Πέμπτη, 23 Φεβρουαρίου 2012

Berenice Abbott, une femme dans la ville




Station-service Sunoco, Trenton, New Jersey, Berenice Abott, 1954. Crédits photo : © Berenice Abbott / Commerce Graphics Ltd, Inc./Jeu de Paume


Le Jeu de paume rend hommage à ce fort tempérament américain, auteur de Changing New York en 1935.
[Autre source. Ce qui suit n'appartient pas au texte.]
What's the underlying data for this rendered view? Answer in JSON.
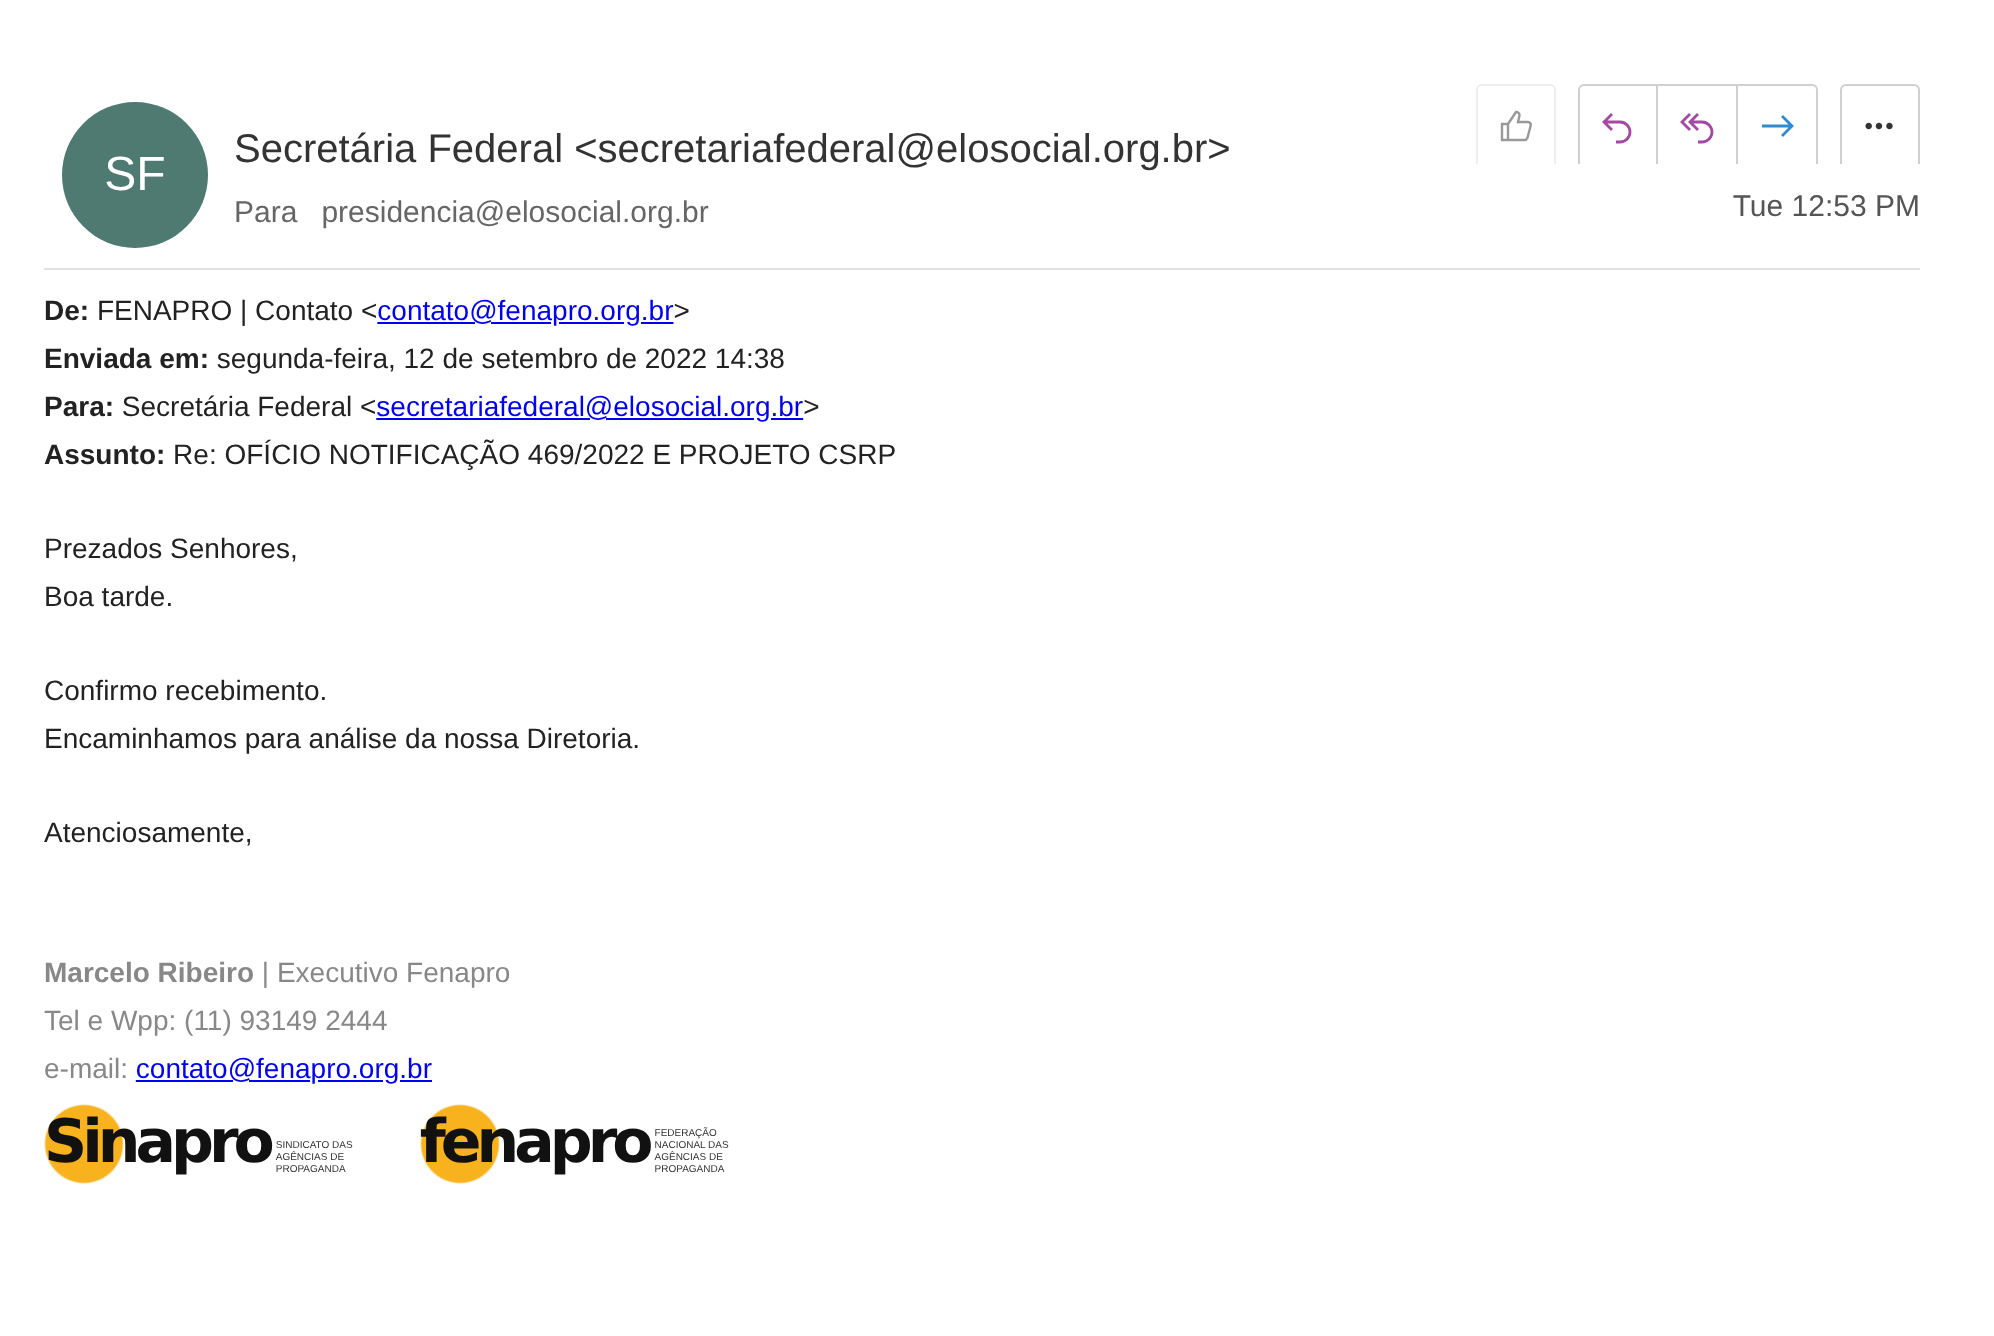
{
  "message": {
    "avatar": "SF",
    "sender": "Secretária Federal <secretariafederal@elosocial.org.br>",
    "to_label": "Para",
    "to": "presidencia@elosocial.org.br",
    "time": "Tue 12:53 PM"
  },
  "toolbar": [
    {
      "kind": "like"
    },
    {
      "kind": "reply"
    },
    {
      "kind": "reply-all"
    },
    {
      "kind": "forward"
    },
    {
      "kind": "more",
      "label": "•••"
    }
  ],
  "header_lines": [
    {
      "label": "De:",
      "text": "FENAPRO | Contato <",
      "link": "contato@fenapro.org.br",
      "suffix": ">"
    },
    {
      "label": "Enviada em:",
      "text": "segunda-feira, 12 de setembro de 2022 14:38"
    },
    {
      "label": "Para:",
      "text": "Secretária Federal <",
      "link": "secretariafederal@elosocial.org.br",
      "suffix": ">"
    },
    {
      "label": "Assunto:",
      "text": "Re: OFÍCIO NOTIFICAÇÃO 469/2022 E PROJETO CSRP"
    }
  ],
  "body": [
    [
      "Prezados Senhores,",
      "Boa tarde."
    ],
    [
      "Confirmo recebimento.",
      "Encaminhamos para análise da nossa Diretoria."
    ],
    [
      "Atenciosamente,"
    ]
  ],
  "signature": {
    "name_line": "**Marcelo Ribeiro** | Executivo Fenapro",
    "phone": "Tel e Wpp: (11) 93149 2444",
    "email_label": "e-mail:",
    "email": "contato@fenapro.org.br"
  },
  "logos": [
    {
      "name": "Sinapro",
      "tagline": "SINDICATO DAS AGÊNCIAS DE PROPAGANDA"
    },
    {
      "name": "fenapro",
      "tagline": "FEDERAÇÃO NACIONAL DAS AGÊNCIAS DE PROPAGANDA"
    }
  ]
}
New York, New York! Décidément, quand les femmes chantent la ville et ses accents «arger than life», rien de mièvre ou d'attendu. Pionnière de la photographie documentaire américaine, Berenice Abbott (1898-1991) est un fort tempérament dont les images frappent par leur structure et leur envergure. Walker Evans souligne sa nature farouche en photographiant, en 1930, cette garçonne de profil, recroquevillée comme une enfant incomprise. Man Ray met en relief sa volonté frontale et son caractère ­intrépide en deux portraits on et off, dès 1923. Même nue devant l'objectif, elle n'a rien de vulnérable et semble ignorer le regard d'autrui.

De l'homme à la ville
Quand elle applique les leçons de Man Ray à ses propres portraits, dans ces années 1920 pleines d'exaltation urbaine, cela donne des radioscopies parlantes, incisives et sans fioritures. Peggy Guggenheim, maigrissime héritière sans grande beauté, s'agrippe à son chien, sûre de son pouvoir. James Joyce pose en dandy jusqu'au bout de ses bagues. Cocteau joue le bad boy comme chez Francis Carco. En 1927, Eugène Atget, l'âme de Paris, a un profil usé, poignant, misérable comme un héros hugolien, voûté de la même manière qu'un arc-boutant d'une cathédrale noircie par le temps. Maigre et mondain, Julien Levy, le galeriste des surréalistes, crâne sans sourciller, chauve et étrange à l'instar d'un autoportrait de Claude Cahun.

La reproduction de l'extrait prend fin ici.